Roots for Life is appealing for Heroes for Life to each donate $5,000 and protect one of the varieties. This will raise some $21 million – less than the amount US consumers spend on French fries each day.

The website will go live on 1 October and the foundation hopes to announce all the heroes in Svalbard, Norway, home of the Global Seed Vault.

“A Wall of Heroes will be built at the gene bank in Lima bearing the names of the individuals, groups and institutions who have stepped up to this challenge for the benefit of future generations,” said Godfrey.

More on the great buckwheat panic of 2010

Buckwheat packets
Stop press: Luigi remembered a photo he had taken 18 months ago.
A month or so after The Guardian first told us about the buckwheat crisis in Russia, Radio Free Europe does a big number on the subject. There’s lots of good stuff in there about buckwheat and the part it plays in national diets and psyches. On the nutrition front, one of the things I remember reading is that although buckwheat is low in protein that protein contains a near-perfect balance of amino acids essential to humans. Unlike most true cereals, it is particularly high in lysine. That balance means that our bodies can make good use of all the nutrition buckwheat supplies in one meal, unlike needing, say, a pulse to make up for cereals’ lack of lysine. And that, as I recall, is why buckwheat is so satisfying and keeps hunger at bay for so long.

What really caught my eye in the article was this:

“It is believed that it was brought to Russia and further to Eastern Europe by Mongol Tatar invaders who first invaded China and knew what buckwheat was.
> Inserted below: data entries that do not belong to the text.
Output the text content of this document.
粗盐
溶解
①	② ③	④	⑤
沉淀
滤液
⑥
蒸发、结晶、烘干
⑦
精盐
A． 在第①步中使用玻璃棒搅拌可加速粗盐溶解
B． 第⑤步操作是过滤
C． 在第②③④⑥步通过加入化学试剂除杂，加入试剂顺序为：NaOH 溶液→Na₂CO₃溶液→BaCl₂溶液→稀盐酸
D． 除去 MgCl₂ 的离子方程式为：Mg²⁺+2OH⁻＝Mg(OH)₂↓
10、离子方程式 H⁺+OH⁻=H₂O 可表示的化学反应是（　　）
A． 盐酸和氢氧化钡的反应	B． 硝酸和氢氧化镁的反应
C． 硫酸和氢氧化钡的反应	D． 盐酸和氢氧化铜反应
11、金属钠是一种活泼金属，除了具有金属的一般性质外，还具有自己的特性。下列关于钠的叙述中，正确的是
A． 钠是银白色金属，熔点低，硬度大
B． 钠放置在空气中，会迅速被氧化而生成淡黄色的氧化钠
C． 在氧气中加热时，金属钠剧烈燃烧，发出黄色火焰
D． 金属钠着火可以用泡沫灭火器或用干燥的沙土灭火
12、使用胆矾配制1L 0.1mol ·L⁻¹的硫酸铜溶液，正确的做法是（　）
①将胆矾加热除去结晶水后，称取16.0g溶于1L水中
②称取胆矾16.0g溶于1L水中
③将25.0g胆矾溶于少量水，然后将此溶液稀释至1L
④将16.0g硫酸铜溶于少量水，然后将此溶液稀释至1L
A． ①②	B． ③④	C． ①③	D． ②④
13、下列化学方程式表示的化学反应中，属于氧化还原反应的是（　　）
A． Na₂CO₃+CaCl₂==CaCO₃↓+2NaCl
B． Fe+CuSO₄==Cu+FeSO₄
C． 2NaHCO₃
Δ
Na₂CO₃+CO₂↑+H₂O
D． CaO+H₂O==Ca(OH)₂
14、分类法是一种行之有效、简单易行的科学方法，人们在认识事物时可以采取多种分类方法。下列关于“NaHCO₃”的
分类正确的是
In the Czech Republic for instance, it is called ‘pohanka’ — which means pagan or pagan’s food.”

The English name is supposedly derived from beech, whose seeds buckwheat’s resemble in miniature. But in Italian? Grano Saraceno. How about other languages?

Pavlovsk must go to the ball!

Fred Pearce, “one of Britain’s finest science writers” according to Wikipedia, justified that assessment with what was really quite a good piece on Pavlovsk yesterday. Unlike others, he got everything pretty much right. Well, almost everything. Pavlovsk is not, of course, a seed bank, as the title of the piece suggests, but that mistake is probably down to a subeditor at The Guardian. Particularly impressive was how he tracked down an old report from a USDA germplasm scientist who visited the place in 1975. 5 I’ll leave you with a nice quote:

Crop diversity has always been the Cinderella of conservation, even though the hundreds of thousands of crop varieties bred by farmers and scientists over several millennia represent a hugely important resource.